Unless I'm missing something, that statement appears to be correct. They don't say their result isn't erroneous. They say there is statistically only a very tiny chance that the correlation is due to chance. If the correlation is caused by an error in their experiment, their statement is still correct, since the correlation was not due to chance.
>They don't say their result isn't erroneous. They say there is statistically only a very tiny chance that the correlation is due to chance.
Again, a p-value is not the chance that a result is erroneous - the statement you made is 100% mathematically incorrect. That was a major point of my previous post that you missed. It's a common misconception that the authors of this work are victims of. The linked PDF from the American Statistical Society explains things in more detail.
You misread me. I said that no one said a p-value is the chance the result is erroneous. They said nothing about errors whatsoever in the quoted statement.
Apologies for the double negative in my last comment.

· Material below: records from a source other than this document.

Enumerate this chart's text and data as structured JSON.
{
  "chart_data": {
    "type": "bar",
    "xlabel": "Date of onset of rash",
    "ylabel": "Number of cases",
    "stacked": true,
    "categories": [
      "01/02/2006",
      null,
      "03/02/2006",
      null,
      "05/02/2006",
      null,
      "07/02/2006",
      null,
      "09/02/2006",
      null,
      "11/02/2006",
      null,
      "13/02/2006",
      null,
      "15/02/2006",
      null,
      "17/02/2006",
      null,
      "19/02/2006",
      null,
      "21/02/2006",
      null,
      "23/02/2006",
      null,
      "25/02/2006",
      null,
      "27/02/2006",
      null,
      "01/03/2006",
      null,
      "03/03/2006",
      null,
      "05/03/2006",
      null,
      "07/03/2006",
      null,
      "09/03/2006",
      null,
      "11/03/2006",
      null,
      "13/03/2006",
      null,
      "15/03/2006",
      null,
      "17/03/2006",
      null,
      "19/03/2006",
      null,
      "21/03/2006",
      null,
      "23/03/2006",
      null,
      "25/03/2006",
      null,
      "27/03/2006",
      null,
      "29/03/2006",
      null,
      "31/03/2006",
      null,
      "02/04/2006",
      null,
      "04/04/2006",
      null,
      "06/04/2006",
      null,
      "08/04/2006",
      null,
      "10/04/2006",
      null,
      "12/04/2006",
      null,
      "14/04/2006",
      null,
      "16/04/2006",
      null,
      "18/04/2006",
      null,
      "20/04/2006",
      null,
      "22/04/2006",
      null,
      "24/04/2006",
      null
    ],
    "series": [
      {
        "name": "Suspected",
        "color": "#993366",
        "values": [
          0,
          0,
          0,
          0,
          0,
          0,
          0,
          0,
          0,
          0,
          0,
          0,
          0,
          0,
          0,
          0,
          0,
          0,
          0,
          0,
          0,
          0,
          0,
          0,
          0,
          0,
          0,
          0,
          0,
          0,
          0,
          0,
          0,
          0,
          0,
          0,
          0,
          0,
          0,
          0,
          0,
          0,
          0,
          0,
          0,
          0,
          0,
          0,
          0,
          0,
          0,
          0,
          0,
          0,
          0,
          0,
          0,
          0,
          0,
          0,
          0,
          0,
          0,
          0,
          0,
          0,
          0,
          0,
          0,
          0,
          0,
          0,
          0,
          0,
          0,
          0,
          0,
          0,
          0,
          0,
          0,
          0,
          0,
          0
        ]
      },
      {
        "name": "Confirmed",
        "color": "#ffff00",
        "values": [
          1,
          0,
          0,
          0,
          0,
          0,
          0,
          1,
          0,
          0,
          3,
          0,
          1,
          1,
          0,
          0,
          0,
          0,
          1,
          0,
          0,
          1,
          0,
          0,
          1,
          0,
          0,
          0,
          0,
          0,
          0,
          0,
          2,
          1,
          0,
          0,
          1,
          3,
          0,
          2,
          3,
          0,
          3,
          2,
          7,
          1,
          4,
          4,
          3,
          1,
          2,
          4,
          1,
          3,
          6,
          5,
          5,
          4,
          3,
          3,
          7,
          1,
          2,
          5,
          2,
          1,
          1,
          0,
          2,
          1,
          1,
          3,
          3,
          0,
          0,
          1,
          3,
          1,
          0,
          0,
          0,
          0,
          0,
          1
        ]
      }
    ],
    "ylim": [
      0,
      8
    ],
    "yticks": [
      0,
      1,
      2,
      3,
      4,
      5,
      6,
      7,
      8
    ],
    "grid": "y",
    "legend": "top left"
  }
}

Without getting nitpicky to the point where it's impossible to say anything at all without complaining it's not a perfectly complete and true statement, their statement still seems correct to me. Especially given that this is a statement for non-statisticians and they can't exactly go on a 5 minute tangent to explain exactly how p-values work.
Perhaps it would have been more accurate if they phrased it: "which means a chance of less than one in a billion of seeing a correlation this strong if it's due to chance", but I think few readers would even notice the difference.
They could be p-hacking, though getting 6 sigmas through p-hacking without outright fraudulent data is actually some pretty impressive level of p-hacking. I'd say it's more likely they either made an error or there really is a correlation.